I never believed in writer’s block: I thought there could be no writer’s block if you simply kept writing (quality of writing was a different matter). Four years ago, the week after my mother died, I found myself sitting at a table at the local café, opening my laptop, and staring at a blank screen, unable to utter a word. But that, I told myself, was understandable.
In the middle of my fellowship, I found myself inexcusably barren of words. It was a year since I’d terminated my contract with my agent over professional differences, and I’d just spent months seeking representation for a new memoir I was writing. Out of over a hundred queries, about half the agents I approached requested materials. Five of them called me on the phone after reading my proposal and sample chapters. My published author friends told me that agents don’t call unless they want to offer representation.

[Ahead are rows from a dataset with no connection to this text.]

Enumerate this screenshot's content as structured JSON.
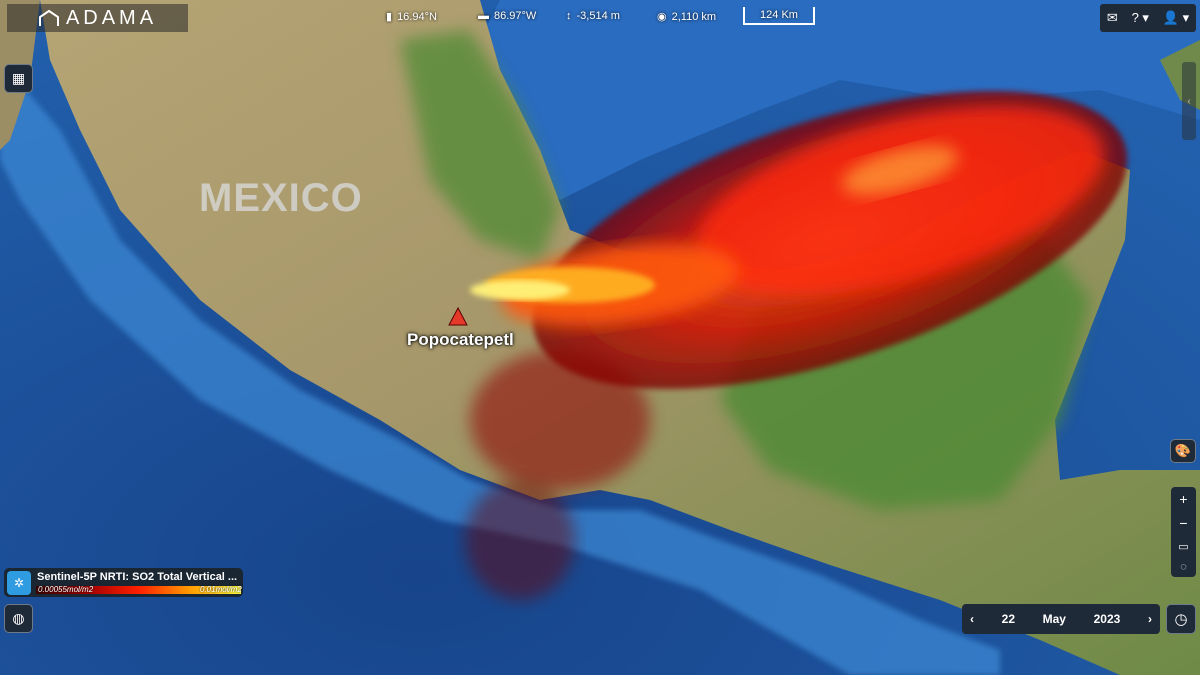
{
  "header": {
    "logo_text": "ADAMA",
    "latitude": "16.94°N",
    "longitude": "86.97°W",
    "elevation": "-3,514 m",
    "altitude": "2,110 km",
    "scale": "124 Km"
  },
  "map": {
    "country_label": "MEXICO",
    "volcano_label": "Popocatepetl"
  },
  "layer": {
    "title": "Sentinel-5P NRTI: SO2 Total Vertical ...",
    "min": "0.00055mol/m2",
    "max": "0.01mol/m2"
  },
  "date": {
    "day": "22",
    "month": "May",
    "year": "2023"
  },
  "colors": {
    "ocean_deep": "#1b4f93",
    "ocean_shallow": "#3a86d0",
    "land_dry": "#a89968",
    "land_green": "#5a8a3a",
    "plume_core": "#fff27a",
    "plume_mid": "#ff3a10",
    "plume_edge": "#8a0000",
    "volcano_marker": "#e53a2a",
    "ui_panel": "#1f2a38"
  },
  "icons": [
    "location-icon",
    "longitude-icon",
    "elevation-icon",
    "eye-icon",
    "map-layers-icon",
    "mail-icon",
    "help-icon",
    "user-icon",
    "palette-icon",
    "globe-icon",
    "clock-icon",
    "vr-icon",
    "rotate-icon"
  ]
}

But things don’t always go the way we expect.
One agent called to inform me why my book would never sell. She spent a half hour enumerating the reasons, sounding angry, saying she was doing me a favor. I wondered, what was the point? Another agent asked me a question about plot: was I still dating one of the men I’d written about? No. “Then I’m going to have to pass,” the agent said and hung up the phone. My life hadn’t happened the way she wanted. A month later, she called me again, asking, “Has anything changed?” When I told her no, she told me she was declining representation, again.

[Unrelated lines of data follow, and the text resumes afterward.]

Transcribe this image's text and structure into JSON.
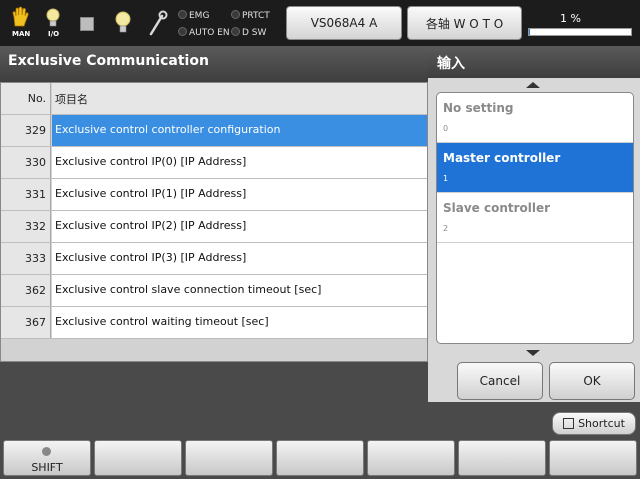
{
  "topbar": {
    "icons": [
      {
        "name": "hand-icon",
        "label": "MAN"
      },
      {
        "name": "bulb-io-icon",
        "label": "I/O"
      },
      {
        "name": "stop-icon"
      },
      {
        "name": "bulb-icon"
      },
      {
        "name": "wrench-icon"
      }
    ],
    "indicators": {
      "emg": "EMG",
      "prtct": "PRTCT",
      "auto_en": "AUTO EN",
      "dsw": "D SW"
    },
    "robot_button": "VS068A4 A",
    "axis_button": "各轴  W O T O",
    "progress_text": "1 %",
    "progress_fraction": 0.01
  },
  "left": {
    "title": "Exclusive Communication",
    "header_no": "No.",
    "header_name": "项目名",
    "rows": [
      {
        "no": "329",
        "name": "Exclusive control controller configuration",
        "selected": true
      },
      {
        "no": "330",
        "name": "Exclusive control IP(0) [IP Address]"
      },
      {
        "no": "331",
        "name": "Exclusive control IP(1) [IP Address]"
      },
      {
        "no": "332",
        "name": "Exclusive control IP(2) [IP Address]"
      },
      {
        "no": "333",
        "name": "Exclusive control IP(3) [IP Address]"
      },
      {
        "no": "362",
        "name": "Exclusive control slave connection timeout [sec]"
      },
      {
        "no": "367",
        "name": "Exclusive control waiting timeout [sec]"
      }
    ]
  },
  "right": {
    "title": "输入",
    "options": [
      {
        "label": "No setting",
        "value": "0"
      },
      {
        "label": "Master controller",
        "value": "1",
        "selected": true
      },
      {
        "label": "Slave controller",
        "value": "2"
      }
    ],
    "cancel": "Cancel",
    "ok": "OK"
  },
  "bottom": {
    "shortcut": "Shortcut",
    "shift": "SHIFT"
  },
  "colors": {
    "accent": "#1f73d6",
    "selected_row": "#3a8fe3"
  }
}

The other three agents sounded enthusiastically ready, one spending forty-five minutes in conversation with me, stating we were “on the same page,” another calling me twice to discuss her interest in my work, and the third (from a top agency) talking for an hour about his excitement over my book and the reasons I should choose his agency over another to represent me. Days later, all three declined to represent me, one citing my lack of a New York Times byline (“No editor will take you on without that,” the agent said, despite my many other legitimate publications), another my lack of celebrity status, and the third, my lack of ability to sell to a publisher because, in her opinion, my story, as it read, didn’t articulate “enough exquisite takeaways.”

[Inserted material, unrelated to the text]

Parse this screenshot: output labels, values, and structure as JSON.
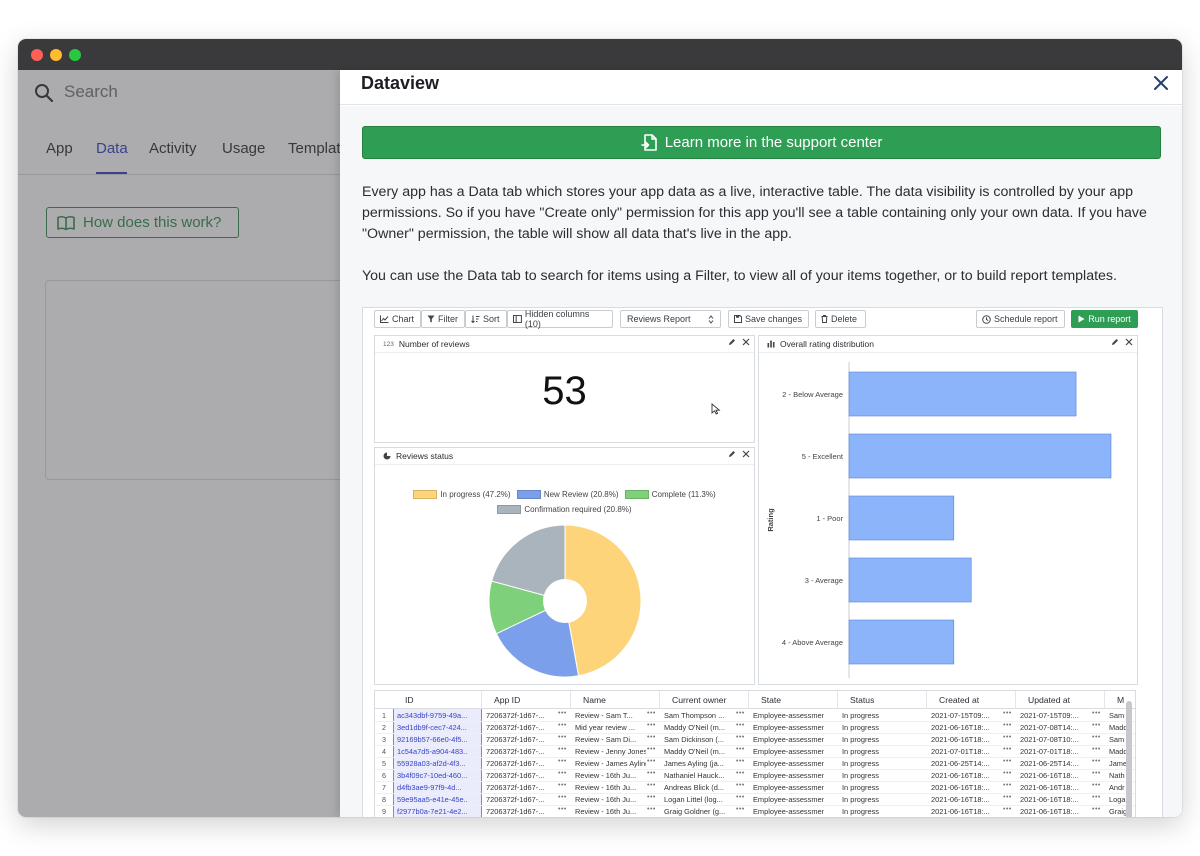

I took in all the things I was lacking, and lost my hold on writing.
For a few months, I went to the Writers’ Room with my laptop, sat at a desk, and stared at my blank screen, feeling ashamed and empty. I didn’t want anyone to know that my passion for writing was gone. I didn’t want anyone to think I was wasting my fellowship.
I sat in the Room, mourning my failures, taking in the sound of successful writers at work, their hearts beating on the page. I sat in the Room, looking at members’ published books on the shelves, at the Webster’s dictionary and the Roget’s thesaurus—my mother, a writer and copy editor, had monogramed copies of both, which I’d held onto as talismans after her death. I sat in the Room, bathing in the air of creativity supplied by others.
For months, I sat in the Room, engulfed by silence, listening deeply.
One day an agent contacted me. He’d read my book proposal and sample chapters. In an email, he praised my writing but declined representation. He felt there was much more of a story than what I’d put on paper. He said he wanted to read more about my struggles over a greater period of time, the full scope of how I’d gotten from way back there to here. When I saw the email in my inbox, I knew it was a rejection and I couldn’t bear to read it. I gave it to my friend to read for me. My friend, who isn’t a writer, said he thought this agent was on to something.
My struggles were key.
Over the course of a decade, I’d written four books—three memoirs and a novel—none of which had sold. I’d been writing around my story, presenting what packaged slivers of myself I thought the business, and the world, would accept.
Soon after this rejection, my self-censorship lifted and I began to write again, more than I ever had before. I wrote four to six hours a day during the week while teaching full-time, and on average eight hours a day on weekends. I wrote during the fifteen minutes I had between faculty meetings, the ten minutes I had my students doing in-class writing exercises, the half hour I commuted on the train. I was up in the middle of the night, my mind lacing together sentences and paragraphs and chapters. I couldn’t stop. I couldn’t turn my writing mojo off.
Two months later, I finished a 330-paged manuscript that I felt was “the” book, the one I hadn’t been ready, until that point, to unfurl. Everything crystalized. I understood that nothing I’d done or hadn’t done had been a waste: it had all been part of my path to here.
During my fellowship, writing came alive for me in a way it never had before. Thank you, Writers’ Room, for giving me the space to transform, to access that quiet inner room where words are reborn.